Some people say we need judgments to be able to live in this world. “How could I make decisions if I didn’t judge? Isn't that how we make decisions?” Let’s make a distinction between a value judgment and an observation.
In an observation we see, hear, feel what is happening around us. We then state what we see. When we’re judging something, we go one step further in the process of observation and add in a subjective evaluation. We label the event as either good, or bad. THAT, is the value judgment. You're not removing the decision making process, you're simply replacing "good and bad" with "I want, I don't want."
How does this apply to accepting yourself? Well, you do the same thing to yourself. You first make an observation about yourself, then decide if it’s a good or bad thing. When we judge something about ourselves as “bad”, it becomes impossible for you to accept be okay with that part of yourself. BUT, it is possible to accept be okay with and still know you WANT it. Make sense?

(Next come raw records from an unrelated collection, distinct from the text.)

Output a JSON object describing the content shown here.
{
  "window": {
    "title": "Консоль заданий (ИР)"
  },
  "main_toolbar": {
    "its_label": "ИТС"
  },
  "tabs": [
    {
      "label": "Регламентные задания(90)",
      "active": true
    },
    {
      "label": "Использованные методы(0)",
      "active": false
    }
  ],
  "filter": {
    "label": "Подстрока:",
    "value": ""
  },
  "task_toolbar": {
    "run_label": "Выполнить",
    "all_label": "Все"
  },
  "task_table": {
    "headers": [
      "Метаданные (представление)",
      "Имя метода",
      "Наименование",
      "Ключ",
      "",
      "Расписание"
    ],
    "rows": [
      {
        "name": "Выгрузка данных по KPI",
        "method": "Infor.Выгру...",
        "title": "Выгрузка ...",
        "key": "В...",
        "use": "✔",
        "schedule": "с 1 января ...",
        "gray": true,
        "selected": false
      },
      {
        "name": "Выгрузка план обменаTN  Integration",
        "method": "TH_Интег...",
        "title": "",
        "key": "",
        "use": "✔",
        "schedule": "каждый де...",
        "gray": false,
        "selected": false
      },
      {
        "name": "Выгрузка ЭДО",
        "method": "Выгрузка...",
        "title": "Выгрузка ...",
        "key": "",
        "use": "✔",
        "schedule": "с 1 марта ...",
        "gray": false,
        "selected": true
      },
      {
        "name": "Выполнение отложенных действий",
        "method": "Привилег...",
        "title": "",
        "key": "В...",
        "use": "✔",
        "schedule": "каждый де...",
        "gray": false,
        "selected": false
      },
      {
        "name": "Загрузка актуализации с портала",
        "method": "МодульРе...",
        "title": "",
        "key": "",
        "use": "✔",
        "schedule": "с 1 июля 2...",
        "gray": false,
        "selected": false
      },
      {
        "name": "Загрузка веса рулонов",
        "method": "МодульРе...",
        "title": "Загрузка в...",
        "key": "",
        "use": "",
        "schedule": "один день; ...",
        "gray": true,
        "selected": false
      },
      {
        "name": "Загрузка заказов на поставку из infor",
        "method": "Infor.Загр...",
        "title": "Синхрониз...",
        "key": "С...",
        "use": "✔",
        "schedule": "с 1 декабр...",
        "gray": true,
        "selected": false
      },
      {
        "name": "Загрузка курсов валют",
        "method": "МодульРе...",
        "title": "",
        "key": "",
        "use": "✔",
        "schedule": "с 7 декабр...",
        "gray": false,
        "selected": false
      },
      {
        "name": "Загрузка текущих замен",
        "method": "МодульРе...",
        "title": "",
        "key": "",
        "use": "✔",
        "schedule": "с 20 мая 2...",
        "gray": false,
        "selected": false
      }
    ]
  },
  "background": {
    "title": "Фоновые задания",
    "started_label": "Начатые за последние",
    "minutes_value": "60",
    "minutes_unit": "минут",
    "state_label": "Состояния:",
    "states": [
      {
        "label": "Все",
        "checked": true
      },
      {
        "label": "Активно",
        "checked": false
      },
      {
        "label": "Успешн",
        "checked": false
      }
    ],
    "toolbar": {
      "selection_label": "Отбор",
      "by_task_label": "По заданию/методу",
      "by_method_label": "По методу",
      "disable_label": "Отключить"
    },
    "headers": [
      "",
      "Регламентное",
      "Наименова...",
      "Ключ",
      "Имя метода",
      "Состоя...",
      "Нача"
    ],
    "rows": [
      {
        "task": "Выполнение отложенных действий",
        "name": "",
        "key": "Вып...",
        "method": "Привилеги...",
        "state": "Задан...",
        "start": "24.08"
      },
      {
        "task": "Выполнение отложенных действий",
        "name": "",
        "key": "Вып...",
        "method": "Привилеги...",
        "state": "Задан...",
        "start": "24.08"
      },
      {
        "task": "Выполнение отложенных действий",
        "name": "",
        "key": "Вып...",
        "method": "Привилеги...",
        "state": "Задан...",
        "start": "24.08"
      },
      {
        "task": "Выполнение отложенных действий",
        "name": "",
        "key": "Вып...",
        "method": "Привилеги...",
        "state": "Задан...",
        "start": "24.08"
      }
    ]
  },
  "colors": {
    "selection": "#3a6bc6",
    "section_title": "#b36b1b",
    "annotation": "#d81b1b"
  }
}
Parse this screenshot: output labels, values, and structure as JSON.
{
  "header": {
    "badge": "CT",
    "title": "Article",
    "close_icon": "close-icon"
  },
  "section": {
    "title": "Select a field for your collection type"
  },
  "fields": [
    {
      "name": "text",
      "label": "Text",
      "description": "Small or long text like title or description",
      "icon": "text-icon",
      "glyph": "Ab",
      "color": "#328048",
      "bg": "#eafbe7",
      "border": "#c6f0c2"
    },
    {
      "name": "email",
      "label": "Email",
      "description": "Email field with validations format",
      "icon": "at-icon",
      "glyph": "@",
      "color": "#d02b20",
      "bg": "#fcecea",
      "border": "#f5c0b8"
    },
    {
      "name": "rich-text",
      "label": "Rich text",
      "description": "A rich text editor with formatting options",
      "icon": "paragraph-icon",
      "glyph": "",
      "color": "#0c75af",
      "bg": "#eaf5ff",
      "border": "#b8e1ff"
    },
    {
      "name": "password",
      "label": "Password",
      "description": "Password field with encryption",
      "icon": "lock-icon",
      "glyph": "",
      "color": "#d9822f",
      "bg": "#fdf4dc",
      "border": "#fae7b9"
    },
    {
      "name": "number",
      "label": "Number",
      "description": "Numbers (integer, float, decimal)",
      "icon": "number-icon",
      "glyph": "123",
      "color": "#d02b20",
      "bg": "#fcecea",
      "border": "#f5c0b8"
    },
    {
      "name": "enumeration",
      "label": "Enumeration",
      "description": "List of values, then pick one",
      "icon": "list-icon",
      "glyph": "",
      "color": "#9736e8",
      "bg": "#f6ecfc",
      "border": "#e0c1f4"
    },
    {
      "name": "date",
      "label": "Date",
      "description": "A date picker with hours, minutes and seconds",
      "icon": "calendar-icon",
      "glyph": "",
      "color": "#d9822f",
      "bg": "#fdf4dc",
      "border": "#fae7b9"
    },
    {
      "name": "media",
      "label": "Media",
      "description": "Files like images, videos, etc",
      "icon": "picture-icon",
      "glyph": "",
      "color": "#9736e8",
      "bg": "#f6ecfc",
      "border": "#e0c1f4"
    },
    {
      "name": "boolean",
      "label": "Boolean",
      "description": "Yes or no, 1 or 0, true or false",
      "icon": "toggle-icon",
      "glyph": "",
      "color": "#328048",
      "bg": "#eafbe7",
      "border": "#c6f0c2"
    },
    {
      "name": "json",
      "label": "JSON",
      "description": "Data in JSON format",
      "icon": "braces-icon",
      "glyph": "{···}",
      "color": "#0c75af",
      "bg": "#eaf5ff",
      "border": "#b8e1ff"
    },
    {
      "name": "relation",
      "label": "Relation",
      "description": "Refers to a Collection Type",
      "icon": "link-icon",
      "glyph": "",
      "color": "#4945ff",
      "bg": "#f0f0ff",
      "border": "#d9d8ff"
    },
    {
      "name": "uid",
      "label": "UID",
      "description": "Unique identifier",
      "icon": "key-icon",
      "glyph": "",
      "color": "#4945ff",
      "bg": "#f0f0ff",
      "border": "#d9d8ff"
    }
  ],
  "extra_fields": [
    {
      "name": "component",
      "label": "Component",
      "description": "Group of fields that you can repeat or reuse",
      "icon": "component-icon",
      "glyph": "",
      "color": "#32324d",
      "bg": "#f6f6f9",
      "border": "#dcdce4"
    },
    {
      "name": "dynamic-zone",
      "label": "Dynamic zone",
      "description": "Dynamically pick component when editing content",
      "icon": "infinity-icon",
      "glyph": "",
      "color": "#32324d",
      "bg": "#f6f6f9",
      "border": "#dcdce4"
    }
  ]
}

Judgment stands as an obstacle to self-love. When you form judgments about another person, for instance, “this person looks like a lazy person, or a failure, or has terrible clothes,” you create a message to your subconscious that the world is a place where you had better act in certain ways if you want to be accepted...that you are only going to accept yourself under certain conditions. This leads to an inner dialogue of self-criticism.

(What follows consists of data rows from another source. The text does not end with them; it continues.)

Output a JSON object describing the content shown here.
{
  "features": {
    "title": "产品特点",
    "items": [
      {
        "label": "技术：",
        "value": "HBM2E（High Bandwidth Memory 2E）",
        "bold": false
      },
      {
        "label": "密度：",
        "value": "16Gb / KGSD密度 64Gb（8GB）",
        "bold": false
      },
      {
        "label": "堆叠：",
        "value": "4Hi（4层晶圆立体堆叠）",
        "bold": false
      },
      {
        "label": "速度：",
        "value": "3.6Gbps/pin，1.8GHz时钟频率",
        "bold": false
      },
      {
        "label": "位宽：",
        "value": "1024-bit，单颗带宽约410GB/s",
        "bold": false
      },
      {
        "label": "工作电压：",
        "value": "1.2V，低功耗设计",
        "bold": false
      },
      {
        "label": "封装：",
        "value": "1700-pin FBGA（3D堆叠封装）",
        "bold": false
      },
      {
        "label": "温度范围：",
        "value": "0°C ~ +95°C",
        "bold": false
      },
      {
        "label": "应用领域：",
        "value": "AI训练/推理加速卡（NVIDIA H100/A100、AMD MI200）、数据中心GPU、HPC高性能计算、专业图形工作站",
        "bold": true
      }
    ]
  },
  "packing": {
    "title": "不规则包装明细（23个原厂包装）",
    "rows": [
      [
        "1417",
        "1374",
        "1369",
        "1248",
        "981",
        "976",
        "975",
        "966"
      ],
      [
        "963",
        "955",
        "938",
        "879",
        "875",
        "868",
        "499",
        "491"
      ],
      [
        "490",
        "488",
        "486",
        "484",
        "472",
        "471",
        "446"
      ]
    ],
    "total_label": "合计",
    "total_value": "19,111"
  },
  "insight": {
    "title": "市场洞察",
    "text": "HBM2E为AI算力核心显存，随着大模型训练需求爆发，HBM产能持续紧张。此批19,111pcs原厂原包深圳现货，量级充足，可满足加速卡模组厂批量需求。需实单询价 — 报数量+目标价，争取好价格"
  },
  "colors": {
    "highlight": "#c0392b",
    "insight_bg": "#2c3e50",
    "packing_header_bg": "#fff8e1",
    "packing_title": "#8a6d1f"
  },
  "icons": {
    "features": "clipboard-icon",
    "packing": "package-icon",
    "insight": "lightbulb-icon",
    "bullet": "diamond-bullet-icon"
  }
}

What if you were to drop your value judgments and simply saw “what is” then identified what you wanted and why? It could totally transform your experience. What are the ramifications of doing so? Perhaps you would find a well of love for yourself and others that you never knew existed. Perhaps you'd notice the less you judge yourself, the less you'll judge others. And maybe, just maybe, the experience of acceptance would give you the solid foundation to move forward in creating yourself and your life that you've always dreamed.